Urban Institute: Sub-Prime, High % Mortgages Spell Danger in Region

WEDNESDAY, MARCH 21 2007 08:00:00 PM
Risky Loans Up 300% in Fairfax Co. Since ‘01

A five-year boom in sub-prime and high interest mortgage lending in Fairfax County is coming around to bite the regional economy on the backside as the housing market flattens, and that could spell real woe.

Such is the analysis tied to a report issued this week from the Washington, D.C.-based Urban Institute, a non-profit economic and social policy research organization.

“This is a serious problem,” Peter Tatian, a senior research associate at the institute, told the News-Press in an exclusive interview yesterday.

Tatian noted that there has been a 300% increase in the annual percentage of risky mortgage loans in Fairfax County between 2001 and 2005. His institute, he said, has mapped the number of total loans issued by companies in the Washington, D.C., area, such as the troubled New Century Mortgage, that specialize in providing mortgages to “sub-prime” clients, those with less than optimum credit.

It also tracked high-interest-rate mortgages, defined by them as three or more points above the U.S. Treasury’s prime rate.

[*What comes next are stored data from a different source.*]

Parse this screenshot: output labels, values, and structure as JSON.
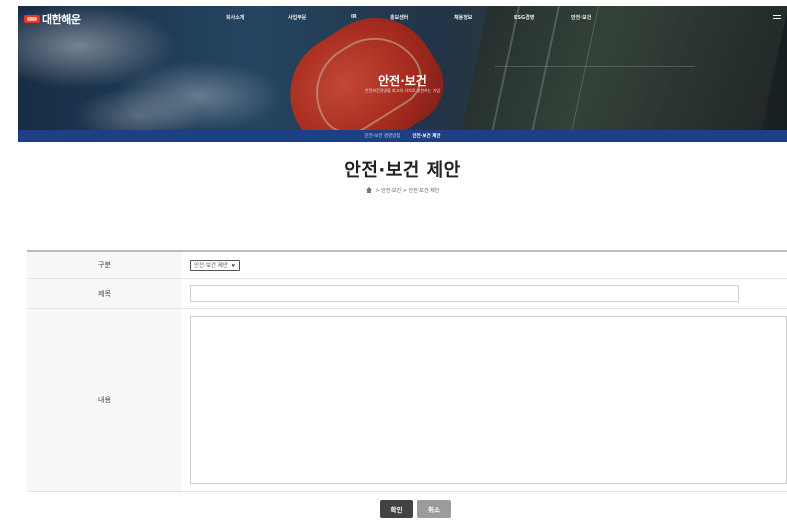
{
  "header": {
    "logo_text": "대한해운",
    "nav_items": [
      "회사소개",
      "사업부문",
      "IR",
      "홍보센터",
      "채용정보",
      "ESG경영",
      "안전·보건"
    ],
    "hero_title": "안전·보건",
    "hero_subtitle": "안전보건경영을 최고의 가치로 실천하는 기업"
  },
  "subnav": {
    "items": [
      "안전·보건 경영방침",
      "안전·보건 제안"
    ],
    "active_index": 1
  },
  "page": {
    "title": "안전·보건 제안",
    "breadcrumb": [
      "안전·보건",
      "안전·보건 제안"
    ],
    "breadcrumb_separator": ">"
  },
  "form": {
    "category_label": "구분",
    "category_selected": "안전·보건 제안",
    "title_label": "제목",
    "title_value": "",
    "content_label": "내용",
    "content_value": ""
  },
  "buttons": {
    "confirm_label": "확인",
    "cancel_label": "취소"
  },
  "colors": {
    "subnav_bg": "#1e3f86",
    "logo_accent": "#e8341c",
    "confirm_bg": "#424242",
    "cancel_bg": "#9b9b9b"
  },
  "icons": [
    "menu-icon",
    "home-icon",
    "chevron-down-icon"
  ]
}
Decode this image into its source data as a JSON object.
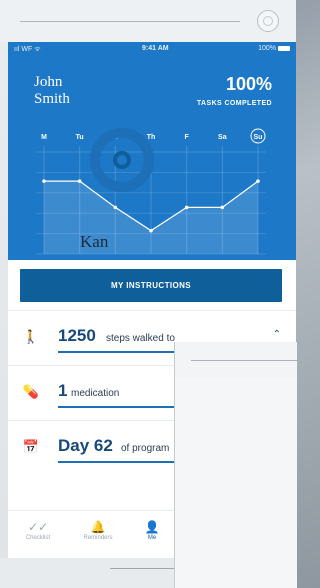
{
  "status_bar": {
    "left": "ııl WF ᯤ",
    "time": "9:41 AM",
    "battery": "100%"
  },
  "header": {
    "first_name": "John",
    "last_name": "Smith",
    "percent": "100%",
    "tasks_label": "TASKS COMPLETED"
  },
  "chart_data": {
    "type": "line",
    "categories": [
      "M",
      "Tu",
      "W",
      "Th",
      "F",
      "Sa",
      "Su"
    ],
    "values": [
      5,
      5,
      3.2,
      1.6,
      3.2,
      3.2,
      5
    ],
    "ylim": [
      0,
      7
    ],
    "highlight_category": "Su",
    "grid": true
  },
  "primary_button": {
    "label": "MY INSTRUCTIONS"
  },
  "rows": [
    {
      "icon": "walking-icon",
      "value": "1250",
      "text": "steps walked to",
      "progress": 1.0
    },
    {
      "icon": "pill-icon",
      "value": "1",
      "text": "medication",
      "progress": 1.0
    },
    {
      "icon": "calendar-icon",
      "value": "Day 62",
      "text": "of program",
      "progress": 1.0
    }
  ],
  "tabs": [
    {
      "label": "Checklist",
      "icon": "checkmarks-icon"
    },
    {
      "label": "Reminders",
      "icon": "bell-icon"
    },
    {
      "label": "Me",
      "icon": "person-icon"
    }
  ],
  "overlay": {
    "brand_text": "Kan"
  },
  "colors": {
    "accent": "#1d78c7",
    "button": "#0f5f9b",
    "text_dark": "#18497d"
  }
}
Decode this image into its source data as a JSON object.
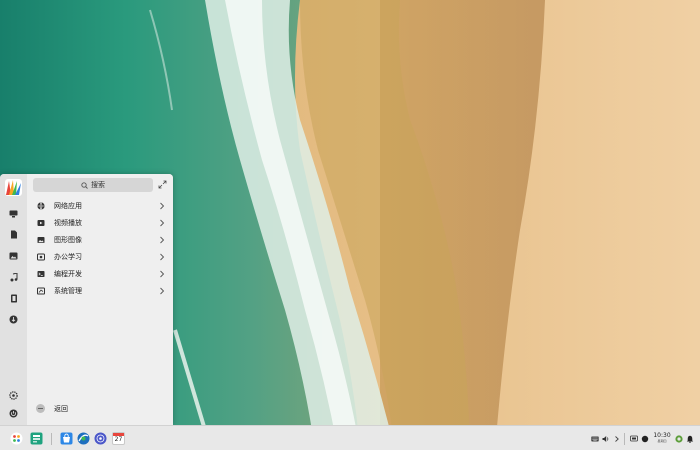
{
  "launcher": {
    "search_placeholder": "搜索",
    "categories": [
      {
        "label": "网络应用",
        "icon": "globe-icon"
      },
      {
        "label": "视频播放",
        "icon": "video-icon"
      },
      {
        "label": "图形图像",
        "icon": "image-icon"
      },
      {
        "label": "办公学习",
        "icon": "office-icon"
      },
      {
        "label": "编程开发",
        "icon": "terminal-icon"
      },
      {
        "label": "系统管理",
        "icon": "system-icon"
      }
    ],
    "back_label": "返回",
    "rail_icons": [
      "monitor-icon",
      "document-icon",
      "picture-icon",
      "music-icon",
      "video-file-icon",
      "download-icon",
      "settings-icon",
      "power-icon"
    ]
  },
  "taskbar": {
    "calendar_day": "27",
    "clock_time": "10:30",
    "clock_weekday": "星期四",
    "pinned_apps": [
      "launcher-icon",
      "multitask-icon",
      "app-store-icon",
      "browser-icon",
      "music-player-icon",
      "calendar-icon"
    ]
  },
  "colors": {
    "panel": "#efefef",
    "rail": "#e1e1e1",
    "taskbar": "#e8e8e8",
    "sea_deep": "#1f8a72",
    "sand": "#e9c38e"
  }
}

Many of those are also sub-prime.

The issue gained national attention last week with roller-coaster activity on the U.S. Stock Exchange associated with the financial woes of New Century, a major sub-prime mortgage lender.

Although not experiencing the highest growth rate of sub-prime lending in the region (Prince Georges County, Maryland is the highest by far), Fairfax County saw a tripling in its rate of such mortgages from 3.7% of the total 2001 to 11.1% of all mortgages by 2005.

In terms of high-interest-rate mortgages, the percentage of the total for the county has grown to 15.9%.

Tatian cautioned to note that the definition of a high-interest-rate mortgage applies only to the rate at the point of purchase. It did not explore the impact of adjustable rate mortgages that experience a rapid rise, often called a “balloon,” after a couple years of a lower, what he called a “teaser,” rate.

Other analysts have warned of the dangerous cycle precipitated by a slow-down in the housing market, especially for minority and lower-income borrowers who are the more likely holders of sub-prime and high interest mortgages.

In the case of Northern Virginia, the slowdown has already resulted in a dramatic drop in construction work opportunities, which has placed financial pressure on the households of such lower income families.

This fact, combined with the onset of adjustable-rate balloons and the inability of the lender to refinance at a lower rate, leads to a rise in defaults and foreclosures.

This, in turn, adds to the housing glut, slowing construction and lowering prices even faster.

The cycle begins to spill over into the wider economy not only in terms of lower home values and taxable assessed real estate values, pressuring the public sector to scale back, but in terms of a diminished buying power among those who can hold onto their homes only by draining their resources to dedicate almost their entire incomes to the monthly mortgage payments.

The environment also leads to rise in scams, in the form of offers of special help in individual crises, amongst vulnerable populations. This “equity stripping” becomes a real issue in such times, Tatian noted.

Tatian stopped short of saying he was predicting “doom,” but he did stress the way in which this process would impact more severely on racial minority and lower-income populations, and said the overall trend represents “a big problem.”